One of the obvious goals of the Strategy is to increase the number of diagnoses of rare diseases. Currently, fewer than half of Canadians affected by a rare disease have a diagnosis, which has huge implications for unnecessary use of health resources as different treatments and procedures are undertaken, not to mention the impact on patients and their families. The strategy calls for greater accessibility to DNA testing to improve diagnosis rates. With this comes the opportunity to unite the country with shared research resources and infrastructure to ensure that the diagnostic rate is as high as possible, enabling discovery of new genes and associated understanding of disease mechanism. This is not just an important step forward for rare diseases, but the introduction of such largely DNA-based interrogation and associated data-sharing is regarded as critical step towards personalized medicine for all Canadians.

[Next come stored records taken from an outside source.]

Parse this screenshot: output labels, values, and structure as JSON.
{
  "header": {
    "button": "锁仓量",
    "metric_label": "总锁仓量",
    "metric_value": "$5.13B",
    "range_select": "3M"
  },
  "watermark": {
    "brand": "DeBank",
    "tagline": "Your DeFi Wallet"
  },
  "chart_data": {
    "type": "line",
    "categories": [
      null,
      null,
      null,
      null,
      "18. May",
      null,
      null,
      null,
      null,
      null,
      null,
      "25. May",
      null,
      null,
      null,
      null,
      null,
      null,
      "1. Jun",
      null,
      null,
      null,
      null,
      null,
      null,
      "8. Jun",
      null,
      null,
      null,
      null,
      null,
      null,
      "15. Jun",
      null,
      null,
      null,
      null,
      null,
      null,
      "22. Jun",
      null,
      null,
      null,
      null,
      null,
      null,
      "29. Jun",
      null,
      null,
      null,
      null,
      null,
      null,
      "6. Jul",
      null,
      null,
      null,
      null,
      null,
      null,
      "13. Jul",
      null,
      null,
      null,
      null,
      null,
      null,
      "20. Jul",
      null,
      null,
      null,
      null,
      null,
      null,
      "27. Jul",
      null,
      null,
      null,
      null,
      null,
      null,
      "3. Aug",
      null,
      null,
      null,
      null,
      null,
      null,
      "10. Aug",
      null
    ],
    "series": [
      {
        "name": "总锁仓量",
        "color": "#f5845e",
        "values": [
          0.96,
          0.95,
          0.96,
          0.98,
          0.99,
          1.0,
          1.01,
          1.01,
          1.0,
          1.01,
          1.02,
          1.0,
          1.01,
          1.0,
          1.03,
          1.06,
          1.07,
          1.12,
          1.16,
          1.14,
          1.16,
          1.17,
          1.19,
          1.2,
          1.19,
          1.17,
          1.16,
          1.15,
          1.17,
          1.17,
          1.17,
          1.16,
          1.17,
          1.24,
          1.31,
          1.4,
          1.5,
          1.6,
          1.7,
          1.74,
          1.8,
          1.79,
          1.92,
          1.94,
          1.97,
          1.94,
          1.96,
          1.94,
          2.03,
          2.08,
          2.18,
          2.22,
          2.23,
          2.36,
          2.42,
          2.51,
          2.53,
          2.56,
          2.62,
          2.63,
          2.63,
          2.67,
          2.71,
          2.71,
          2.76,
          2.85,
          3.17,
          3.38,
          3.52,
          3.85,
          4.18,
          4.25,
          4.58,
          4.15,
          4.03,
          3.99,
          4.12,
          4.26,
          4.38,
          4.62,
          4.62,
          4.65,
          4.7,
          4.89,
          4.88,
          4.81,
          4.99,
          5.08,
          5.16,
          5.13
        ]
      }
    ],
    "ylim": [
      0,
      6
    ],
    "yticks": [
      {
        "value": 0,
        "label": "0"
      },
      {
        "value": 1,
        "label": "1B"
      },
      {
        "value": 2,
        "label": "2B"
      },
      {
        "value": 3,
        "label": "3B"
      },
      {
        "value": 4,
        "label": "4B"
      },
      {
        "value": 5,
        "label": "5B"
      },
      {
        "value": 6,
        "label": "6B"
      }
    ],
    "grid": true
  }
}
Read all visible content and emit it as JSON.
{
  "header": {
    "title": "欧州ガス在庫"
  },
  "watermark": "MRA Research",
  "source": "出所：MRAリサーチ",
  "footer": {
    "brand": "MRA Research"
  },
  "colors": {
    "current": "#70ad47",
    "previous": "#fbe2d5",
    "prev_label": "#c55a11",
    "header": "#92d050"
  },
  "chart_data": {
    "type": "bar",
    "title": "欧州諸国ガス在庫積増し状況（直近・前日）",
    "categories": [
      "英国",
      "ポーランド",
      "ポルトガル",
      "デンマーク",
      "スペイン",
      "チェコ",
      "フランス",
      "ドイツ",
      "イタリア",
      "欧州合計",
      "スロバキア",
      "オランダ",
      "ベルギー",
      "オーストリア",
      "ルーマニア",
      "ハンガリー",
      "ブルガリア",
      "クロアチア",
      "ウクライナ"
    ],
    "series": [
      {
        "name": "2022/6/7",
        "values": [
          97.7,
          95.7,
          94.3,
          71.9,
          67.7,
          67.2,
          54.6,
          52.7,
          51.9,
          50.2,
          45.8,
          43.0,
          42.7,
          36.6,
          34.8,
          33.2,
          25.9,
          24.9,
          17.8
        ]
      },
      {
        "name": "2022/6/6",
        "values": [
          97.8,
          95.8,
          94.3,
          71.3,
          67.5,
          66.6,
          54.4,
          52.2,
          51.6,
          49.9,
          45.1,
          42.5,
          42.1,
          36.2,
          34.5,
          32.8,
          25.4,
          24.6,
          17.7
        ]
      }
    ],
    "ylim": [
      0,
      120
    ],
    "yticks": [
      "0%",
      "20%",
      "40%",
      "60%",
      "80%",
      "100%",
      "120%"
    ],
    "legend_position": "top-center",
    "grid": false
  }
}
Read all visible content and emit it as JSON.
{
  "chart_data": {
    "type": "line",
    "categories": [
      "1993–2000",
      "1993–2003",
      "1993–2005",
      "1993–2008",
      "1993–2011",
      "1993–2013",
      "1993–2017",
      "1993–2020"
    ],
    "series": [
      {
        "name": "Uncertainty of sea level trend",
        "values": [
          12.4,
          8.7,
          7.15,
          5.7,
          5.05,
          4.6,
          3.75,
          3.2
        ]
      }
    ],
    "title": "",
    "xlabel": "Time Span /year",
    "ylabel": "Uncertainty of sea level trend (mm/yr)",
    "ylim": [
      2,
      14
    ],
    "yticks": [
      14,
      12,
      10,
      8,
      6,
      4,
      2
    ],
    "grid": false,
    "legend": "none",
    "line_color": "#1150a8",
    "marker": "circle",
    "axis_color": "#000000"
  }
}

In addition, a number of critical downstream elements essential for rare disease research shall also benefit from the Strategy. The determination of the true frequency of a given disorder, the establishment of what is known as its natural history (i.e. the severity, which systems are impacted, the physical signs and symptoms and overall longevity), the clear delineation of best practices in managing a given condition and, obviously, the configuration of effective therapies are all overarching goals of research on any given rare disease and necessary elements that must be coordinated to ultimately improve the lives of patients living with rare diseases.
The Rare Disease Strategy plays a vital role in clearly delineating these goals and giving us an important roadmap forward, including significantly accelerating national dialogue among the disparate rare disease researcher community. We need it.
Dr. Kym M. Boycott, PhD, MD, FRCPC, FCCMG, and Dr. Alex MacKenzie, PhD, MD, are both Clinician Scientists at Children’s Hospital of Eastern Ontario Research Institute in Ottawa and Professors in the Department of Pediatrics, University of Ottawa. Dr. Boycott’s research, bridging clinical medicine to basic research, is focused on elucidating the molecular pathogenesis of rare inherited diseases using genomic sequencing approaches. Dr. MacKenzie’s research is focused on the identification of treatment modalities for inherited pediatric disease using the neuromuscular disorder spinal muscular atrophy as a model for the repurposing of clinically-approved agents.